The footage was all taken from a tape we made in lunchtimes at school - around rehearsals for a ridiculous end-of-term show I'd written - and a school trip to Holland over Easter 1986. Given that The Hoon Show was the first script I ever had performed - age of 15 - and Found Footage is the latest, I liked the sense of linking them somehow. Plus... it meant that I didn't have to actually find footage from elsewhere.
Somewhat appropriately, Saturday night's launch party was held at the Harrow Arts Centre about two minutes from my old high school where a lot of this was shot.
The close-up shots in the Haireater video are of my mouth, because every time Anthony tried to chew the hair he started retching.
There are various members of mine and Anthony's families glimpsed throughout the sequence, which was filmed following the Enhance My Tarp shoot (in my dad's garage).
This was one of the very first sequences I made for the series. I actually did the animation first as a sort of test, before I knew what it was for. Working out what Puckles was saying took a while. I even sent it to Digi's Mr Hairs and asked him to help.
He didn't have any ideas beyond Puckles starting by saying "Hello, I'm James Bond."

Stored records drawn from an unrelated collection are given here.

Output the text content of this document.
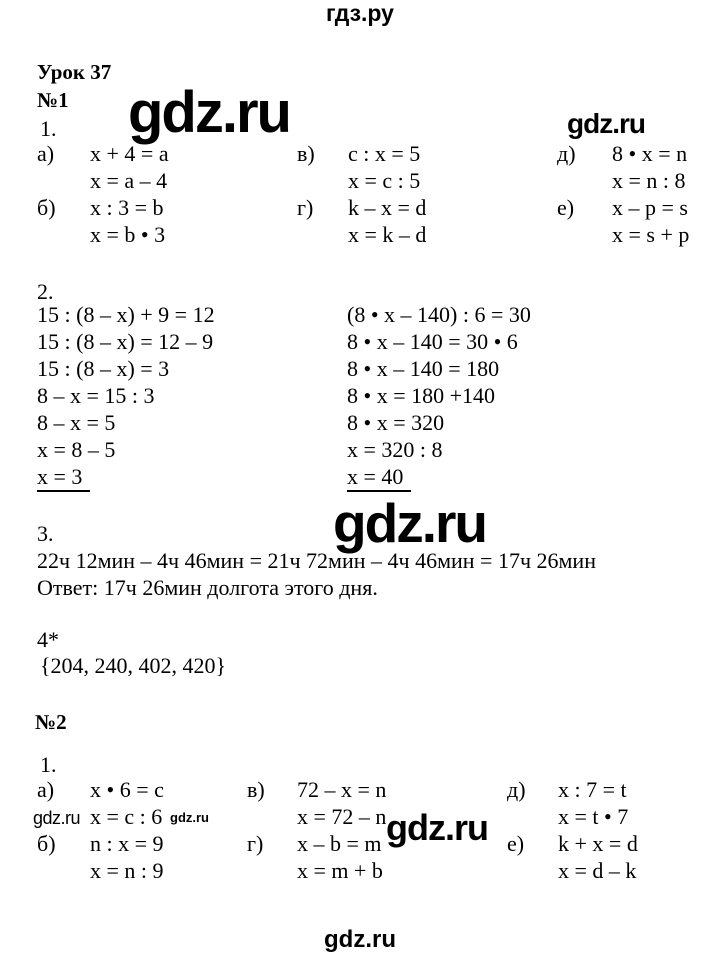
гдз.ру
gdz.ru	gdz.ru
gdz.ru
gdz.ru
gdz.ru	gdz.ru
gdz.ru
Урок 37
№1
1.
а)	x + 4 = a
x = a – 4
б)	x : 3 = b
x = b • 3
в)	c : x = 5
x = c : 5
г)	k – x = d
x = k – d
д)	8 • x = n
x = n : 8
е)	x – p = s
x = s + p
2.
15 : (8 – x) + 9 = 12
15 : (8 – x) = 12 – 9
15 : (8 – x) = 3
8 – x = 15 : 3
8 – x = 5
x = 8 – 5
x = 3
(8 • x – 140) : 6 = 30
8 • x – 140 = 30 • 6
8 • x – 140 = 180
8 • x = 180 +140
8 • x = 320
x = 320 : 8
x = 40
3.
22ч 12мин – 4ч 46мин = 21ч 72мин – 4ч 46мин = 17ч 26мин
Ответ: 17ч 26мин долгота этого дня.
4*
{204, 240, 402, 420}
№2
1.
а)	x • 6 = c
x = c : 6
б)	n : x = 9
x = n : 9
в)	72 – x = n
x = 72 – n
г)	x – b = m
x = m + b
д)	x : 7 = t
x = t • 7
е)	k + x = d
x = d – k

This is Yiannis Vasiliakis and Tom Webster, who crop up again over the course of the series. I was put in touch with them by Stuart Ashen. Yiannis is also in the finale as a main character.

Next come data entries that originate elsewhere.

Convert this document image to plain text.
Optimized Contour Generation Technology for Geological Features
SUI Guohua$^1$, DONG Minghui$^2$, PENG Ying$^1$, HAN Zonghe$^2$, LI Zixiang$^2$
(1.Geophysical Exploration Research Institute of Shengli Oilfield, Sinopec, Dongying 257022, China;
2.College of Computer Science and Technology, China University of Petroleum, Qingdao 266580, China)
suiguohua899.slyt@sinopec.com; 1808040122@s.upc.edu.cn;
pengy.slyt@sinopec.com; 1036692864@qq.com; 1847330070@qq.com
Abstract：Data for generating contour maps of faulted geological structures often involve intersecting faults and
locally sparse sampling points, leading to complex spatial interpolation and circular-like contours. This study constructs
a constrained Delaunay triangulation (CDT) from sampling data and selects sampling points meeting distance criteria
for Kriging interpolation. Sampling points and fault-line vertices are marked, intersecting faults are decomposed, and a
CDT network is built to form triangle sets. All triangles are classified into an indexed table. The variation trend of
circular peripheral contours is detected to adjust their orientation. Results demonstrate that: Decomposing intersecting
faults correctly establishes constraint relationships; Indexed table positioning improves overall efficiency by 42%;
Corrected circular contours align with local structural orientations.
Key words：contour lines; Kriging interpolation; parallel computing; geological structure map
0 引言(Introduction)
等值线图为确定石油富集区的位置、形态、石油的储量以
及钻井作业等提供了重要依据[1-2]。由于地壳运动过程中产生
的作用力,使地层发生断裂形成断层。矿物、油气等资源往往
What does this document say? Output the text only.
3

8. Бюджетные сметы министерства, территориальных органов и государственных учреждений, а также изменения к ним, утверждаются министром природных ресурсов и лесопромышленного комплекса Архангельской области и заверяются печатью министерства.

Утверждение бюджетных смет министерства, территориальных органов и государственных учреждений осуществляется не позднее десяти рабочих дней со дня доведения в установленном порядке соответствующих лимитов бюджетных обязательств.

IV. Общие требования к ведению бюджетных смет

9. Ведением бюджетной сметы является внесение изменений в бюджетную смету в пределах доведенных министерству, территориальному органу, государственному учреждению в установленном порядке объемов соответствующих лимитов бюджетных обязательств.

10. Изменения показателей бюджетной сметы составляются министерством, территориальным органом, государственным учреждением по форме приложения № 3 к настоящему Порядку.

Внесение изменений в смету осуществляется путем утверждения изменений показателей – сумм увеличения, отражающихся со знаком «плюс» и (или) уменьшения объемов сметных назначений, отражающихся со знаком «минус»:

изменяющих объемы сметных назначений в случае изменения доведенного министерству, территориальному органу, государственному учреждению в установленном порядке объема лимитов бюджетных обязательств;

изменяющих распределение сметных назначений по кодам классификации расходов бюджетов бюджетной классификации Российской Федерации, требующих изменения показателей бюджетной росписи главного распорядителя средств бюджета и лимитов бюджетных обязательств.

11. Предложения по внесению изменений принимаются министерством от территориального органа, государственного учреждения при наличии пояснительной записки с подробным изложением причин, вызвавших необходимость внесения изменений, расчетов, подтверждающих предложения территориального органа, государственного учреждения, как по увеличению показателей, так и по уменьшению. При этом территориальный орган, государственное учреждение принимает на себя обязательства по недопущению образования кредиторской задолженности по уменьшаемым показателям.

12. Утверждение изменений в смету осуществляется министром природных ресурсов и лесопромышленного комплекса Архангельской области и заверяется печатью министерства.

True fact: Tom (right) designs covers for the Big Finish range of Doctor Who audio stories.
Watch the documentary about them on Netflix. Then go and see them live if you can; they are genuinely amazing, and I hope I get to work with them again.
Our cast were very well behaved, and rarely corpsed during takes. The same cannot be said for the crew (well, Sanya and I) who ruined multiple takes with laughter.
The robot sketch was the worst. It was the way the robot (played by Yiannis) sings "Eat your snack, don't look back - yeah!" that got me. Every. Single. Time. We had to re-record his lines afterwards because of my unprofessional nonsense.
Please watch his stuff on YouTube. He's also got a FREE gig coming up with the brilliant Stuart Laws. You can get tickets here. Go along and ruin it by shouting "Teeeeeeaaaa!" at him (please don't ruin it).
True fact: originally, Stuart Ashen filmed the Tea Prancer stuff, then I realised we'd forgotten to give him any tea cups, so we had to shoot it all over again. The leotard wasn't washed inbetween. Sorry, Chris.
Chris's climactic cry of "Teeaaaaaa!" was actually recorded backwards!
Also in this clip, not that you can tell, is me - dressed in a deeply unflattering green bodysuit, for the purposes of "special effects".